Personal information
- Full name: Victor Miguel Gallo
- Date of birth: December 8, 1991 (age 34)
- Place of birth: Toronto, Ontario, Canada
- Height: 1.78 m (5 ft 10 in)
- Position: Defender

College career
- Years: Team / Apps / (Gls)
- 2012: Seneca College / 7 / (0)

Senior career*
- Years: Team / Apps / (Gls)
- 2009–2010: North York Astros
- 2014: Internacional de Toronto
- 2014: Woodbridge Strikers
- 2015: Canadian / 6 / (0)
- 2017–2021: Blue Devils FC / 60 / (3)
- 2022: ProStars FC / 20 / (0)
- 2023: Scrosoppi FC / 18 / (0)

= Victor Gallo =

Canadian soccer player (born 1991)

Victor Gallo (born December 8, 1991) is a Canadian soccer player.

== Playing career ==
Gallo began his career in 2009 with the North York Astros of the Canadian Soccer League.

In 2014, he appeared for Internacional de Toronto in League1 Ontario, scoring in his debut against Windsor Stars.
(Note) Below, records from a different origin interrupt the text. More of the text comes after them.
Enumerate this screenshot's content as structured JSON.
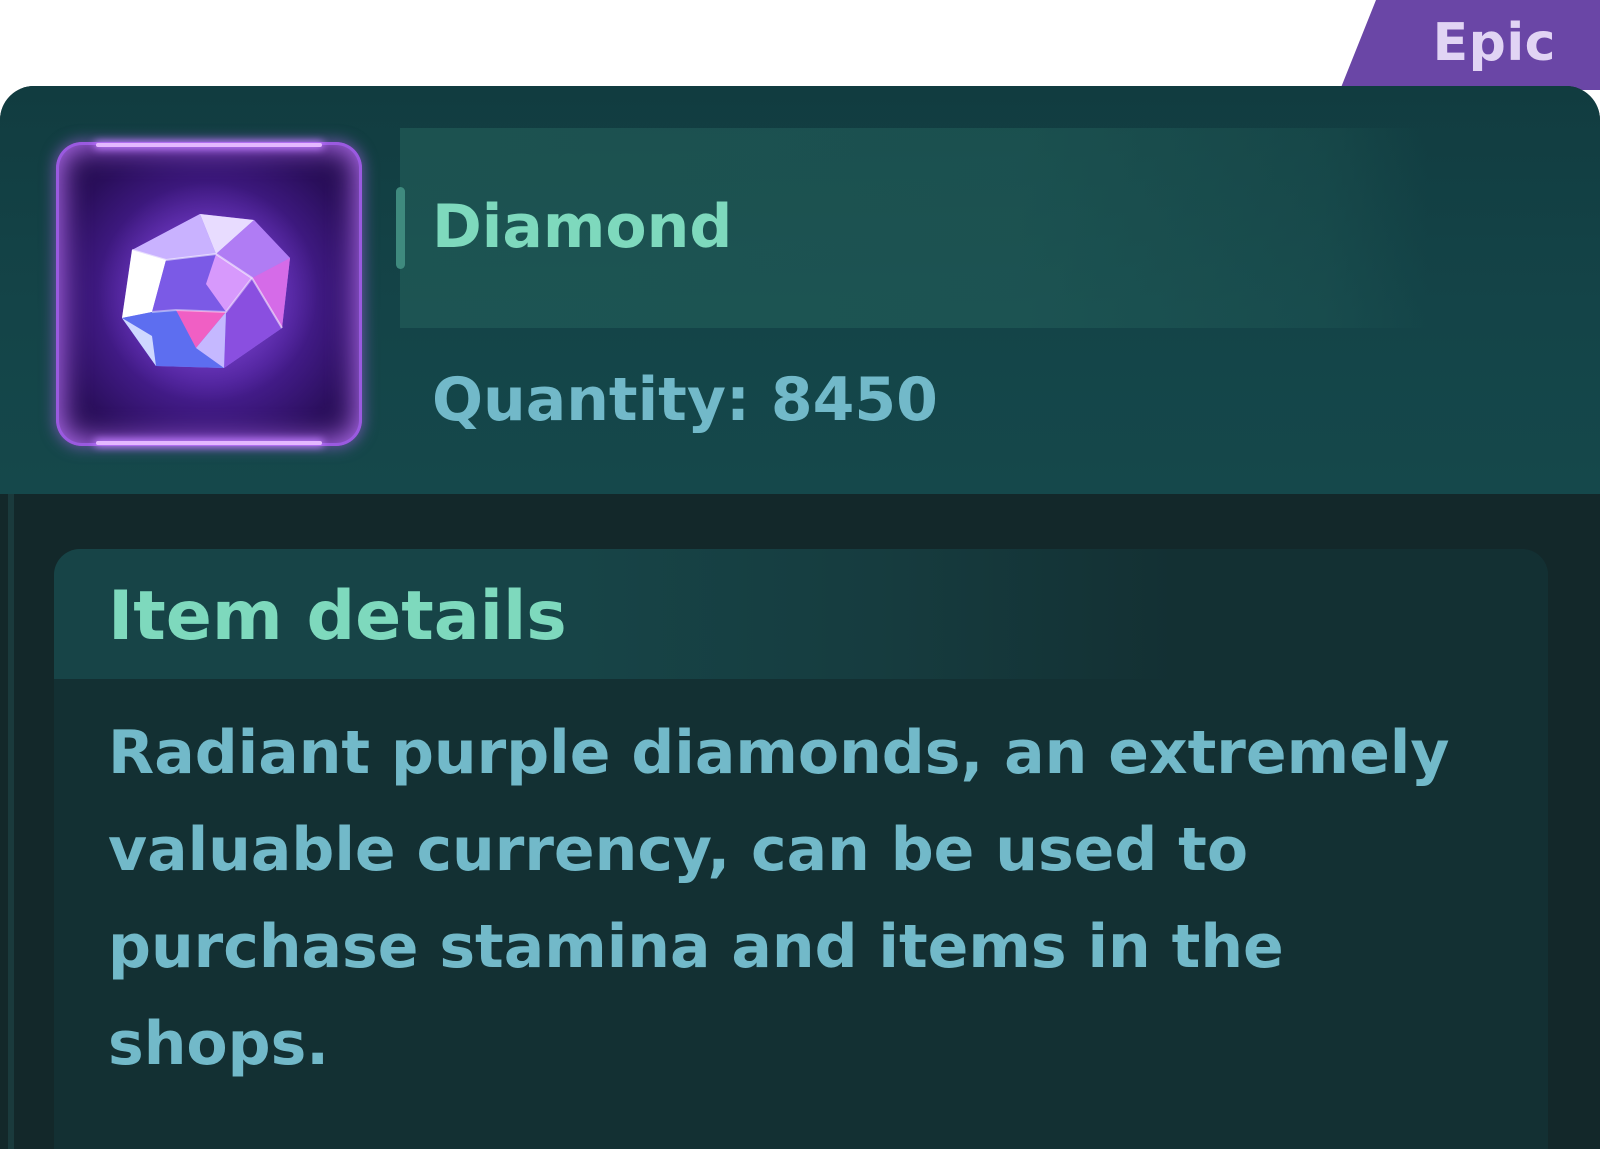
{
  "rarity": {
    "label": "Epic",
    "color": "#6a46a6"
  },
  "item": {
    "icon": "purple-diamond-gem-icon",
    "name": "Diamond",
    "quantity_text": "Quantity: 8450",
    "quantity": 8450
  },
  "details": {
    "title": "Item details",
    "description": "Radiant purple diamonds, an extremely\nvaluable currency, can be used to\npurchase stamina and items in the\nshops."
  },
  "colors": {
    "card_background": "#13282a",
    "header_background": "#144448",
    "title_text": "#7ed9bd",
    "body_text": "#72b9c9",
    "epic_purple": "#6a46a6"
  }
}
After Internacional was removed from the league, he joined the Woodbridge Strikers.

In 2015, he went abroad to Uruguay to sign with Canadian Soccer Club of the Uruguayan Segunda División. During his time with the club he appeared in 6 matches.
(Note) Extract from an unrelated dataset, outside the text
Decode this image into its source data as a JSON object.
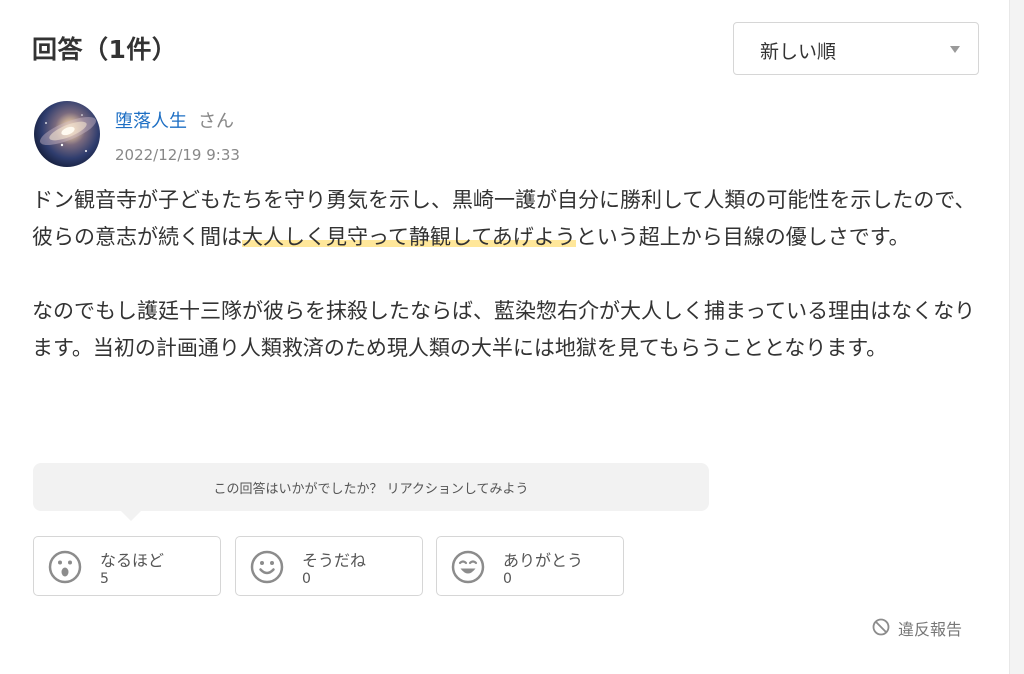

Beginning in 2017, he began playing for Oakville Blue Devils FC in League1 Ontario. On May 19, 2017, he made his debut for the Blue Devils and scored his first goal with a chip shot from 40 yards out against FC London. During his time with the Blue Devils, he served as team captain. In 2017, he was named to the mid-season all-star game against the PLSQ all-stars and was named to the year-end Third Team All-Star. In 2019, he was named a Second Team All-Star.

In 2022, he joined ProStars FC.

In 2023, he signed with Scrosoppi FC.